Student Loans

Student loan debt is a substantial burden on many Americans under normal circumstances. The current health crisis facing our country makes it even more difficult to manage. That is why the newest COVID-19 legislation aims to provide some relief from federal student loans and support for students who are struggling financially.

Here are some more helpful questions and answers about how the latest COVID-19 package can provide financial relief to students and those affected by student loans:

What forms of relief are students impacted by COVID-19 eligible for?

Students will be eligible for emergency financial aid grants from their institutions to meet unexpected and urgent needs related to COVID-19, such as expenses related to food, housing, course materials, technology, health care, and child care. Students who are currently participating in the Federal Work Study program can continue to receive work-study payments from their institution if they are unable to work due to workplace closures.

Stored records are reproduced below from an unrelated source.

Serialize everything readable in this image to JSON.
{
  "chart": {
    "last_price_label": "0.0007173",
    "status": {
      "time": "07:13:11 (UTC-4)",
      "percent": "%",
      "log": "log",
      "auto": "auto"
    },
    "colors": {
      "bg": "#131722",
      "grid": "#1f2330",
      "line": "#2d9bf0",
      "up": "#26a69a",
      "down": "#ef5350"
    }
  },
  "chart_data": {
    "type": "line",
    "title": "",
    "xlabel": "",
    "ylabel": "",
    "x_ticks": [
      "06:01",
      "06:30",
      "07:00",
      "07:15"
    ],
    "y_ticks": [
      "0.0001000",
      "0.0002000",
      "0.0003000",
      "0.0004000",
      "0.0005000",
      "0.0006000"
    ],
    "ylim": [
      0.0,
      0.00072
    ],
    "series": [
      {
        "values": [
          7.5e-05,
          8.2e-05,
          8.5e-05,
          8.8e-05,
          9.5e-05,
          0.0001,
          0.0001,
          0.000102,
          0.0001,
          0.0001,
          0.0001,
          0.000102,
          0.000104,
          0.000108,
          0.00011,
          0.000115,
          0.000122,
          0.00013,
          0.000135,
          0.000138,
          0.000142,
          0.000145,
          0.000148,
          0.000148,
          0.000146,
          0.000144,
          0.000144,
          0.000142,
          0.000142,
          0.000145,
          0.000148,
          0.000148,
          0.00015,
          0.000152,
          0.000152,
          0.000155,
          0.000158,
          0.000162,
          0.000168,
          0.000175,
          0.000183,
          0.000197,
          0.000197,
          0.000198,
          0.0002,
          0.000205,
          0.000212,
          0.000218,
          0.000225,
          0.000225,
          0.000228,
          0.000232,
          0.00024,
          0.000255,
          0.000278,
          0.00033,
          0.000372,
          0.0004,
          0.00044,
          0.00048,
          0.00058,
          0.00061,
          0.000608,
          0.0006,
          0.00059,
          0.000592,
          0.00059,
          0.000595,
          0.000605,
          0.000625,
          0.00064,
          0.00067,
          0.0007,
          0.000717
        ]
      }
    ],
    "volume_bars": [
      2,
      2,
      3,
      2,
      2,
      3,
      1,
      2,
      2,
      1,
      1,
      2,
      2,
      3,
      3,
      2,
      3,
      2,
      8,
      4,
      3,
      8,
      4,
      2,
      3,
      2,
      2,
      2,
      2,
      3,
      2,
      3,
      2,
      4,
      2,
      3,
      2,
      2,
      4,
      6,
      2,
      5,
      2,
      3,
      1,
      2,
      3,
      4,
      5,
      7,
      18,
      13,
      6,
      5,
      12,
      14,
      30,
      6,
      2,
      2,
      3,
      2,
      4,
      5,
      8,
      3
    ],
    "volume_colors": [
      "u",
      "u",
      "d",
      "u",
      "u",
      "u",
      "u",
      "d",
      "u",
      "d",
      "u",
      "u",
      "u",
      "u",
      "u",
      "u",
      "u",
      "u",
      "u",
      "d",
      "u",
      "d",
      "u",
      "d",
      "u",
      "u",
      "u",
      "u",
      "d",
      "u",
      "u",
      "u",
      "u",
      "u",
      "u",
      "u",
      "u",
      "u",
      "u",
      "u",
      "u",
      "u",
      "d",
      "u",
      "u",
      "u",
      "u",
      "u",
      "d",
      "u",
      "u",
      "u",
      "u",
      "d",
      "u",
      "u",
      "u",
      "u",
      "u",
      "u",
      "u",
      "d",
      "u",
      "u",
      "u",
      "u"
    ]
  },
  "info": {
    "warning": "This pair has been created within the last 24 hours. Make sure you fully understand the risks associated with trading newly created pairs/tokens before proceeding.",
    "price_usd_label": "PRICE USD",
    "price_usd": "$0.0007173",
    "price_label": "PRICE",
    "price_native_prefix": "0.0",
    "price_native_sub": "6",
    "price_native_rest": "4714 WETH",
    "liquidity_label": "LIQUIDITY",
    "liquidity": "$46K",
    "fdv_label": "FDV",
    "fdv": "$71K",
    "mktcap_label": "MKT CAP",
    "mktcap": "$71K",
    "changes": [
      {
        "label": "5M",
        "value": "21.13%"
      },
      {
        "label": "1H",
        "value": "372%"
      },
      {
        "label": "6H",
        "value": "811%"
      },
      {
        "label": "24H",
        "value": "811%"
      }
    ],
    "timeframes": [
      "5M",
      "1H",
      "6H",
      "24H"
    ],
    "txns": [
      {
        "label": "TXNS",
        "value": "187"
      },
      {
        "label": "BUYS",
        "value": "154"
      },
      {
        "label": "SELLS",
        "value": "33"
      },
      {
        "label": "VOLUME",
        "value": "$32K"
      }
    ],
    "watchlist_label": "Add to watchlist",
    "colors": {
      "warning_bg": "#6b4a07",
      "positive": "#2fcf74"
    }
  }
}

Relief also exists for students who must drop out of school due to COVID-19. Students will have the portion of their student loan taken out for the semester (or equivalent) canceled. Further, students who received a Pell Grant or subsidized student loan will not have those types of financial aid counted toward their lifetime limits. 

What relief is provided to federal student loan borrowers?

Borrowers do not need to make payments on student loans held by the federal government (Direct Loans and FFEL Loans held by the U.S. Department of Education) through September 30, 2020. Borrowers with commercially held FFEL loans and Perkins Loans are not eligible, and private student loan borrowers are also not eligible. No interest will accrue on such loans for the same time period. This provides more than 37 million borrowers with relief from the financial pressure of making monthly payments for approximately 6 months.

During this period, borrowers will not be subject to involuntary collections (garnishment of wages, tax refunds, and Social Security benefits) and will not have any negative credit reporting for late payments during this time period. Student borrowers will continue to receive credit toward Public Service Loan Forgiveness, Income-Driven Repayment forgiveness, and loan rehabilitation even though they will not be making payments. If borrowers want to continue making payments during this time to pay down principal and previously accrued interest (since no interest is accruing as of March 13) they are free to do so.

When will payments resume for federal student loan borrowers?

Starting in August, student loan borrowers will receive notices to help inform them that their regular loan payments and interest accrual will resume after September 30, 2020. These notices will help protect borrowers by providing them with a transition period to stay on track as regular loan payments resume and to offer them the option to enroll in other relief options (such as income-driven repayment, which can lower a borrower’s monthly payment).

Does the six-month suspension of payments and waiver of interest apply to borrowers who have federally guaranteed but commercially held loans through the FFEL and Perkins Loan Programs?

No. The suspension only applies to all Direct Loans and FFEL loans held by the Department of Education (which is about 25% of the FFEL portfolio). Approximately 37 million borrowers (or 87% of federal student loan borrowers in repayment) will receive relief under this plan. We will be continuing to fight to extend relief to borrowers of commercially held FFEL loans and Perkins Loans. In the meantime, contact your loan provider for potential options.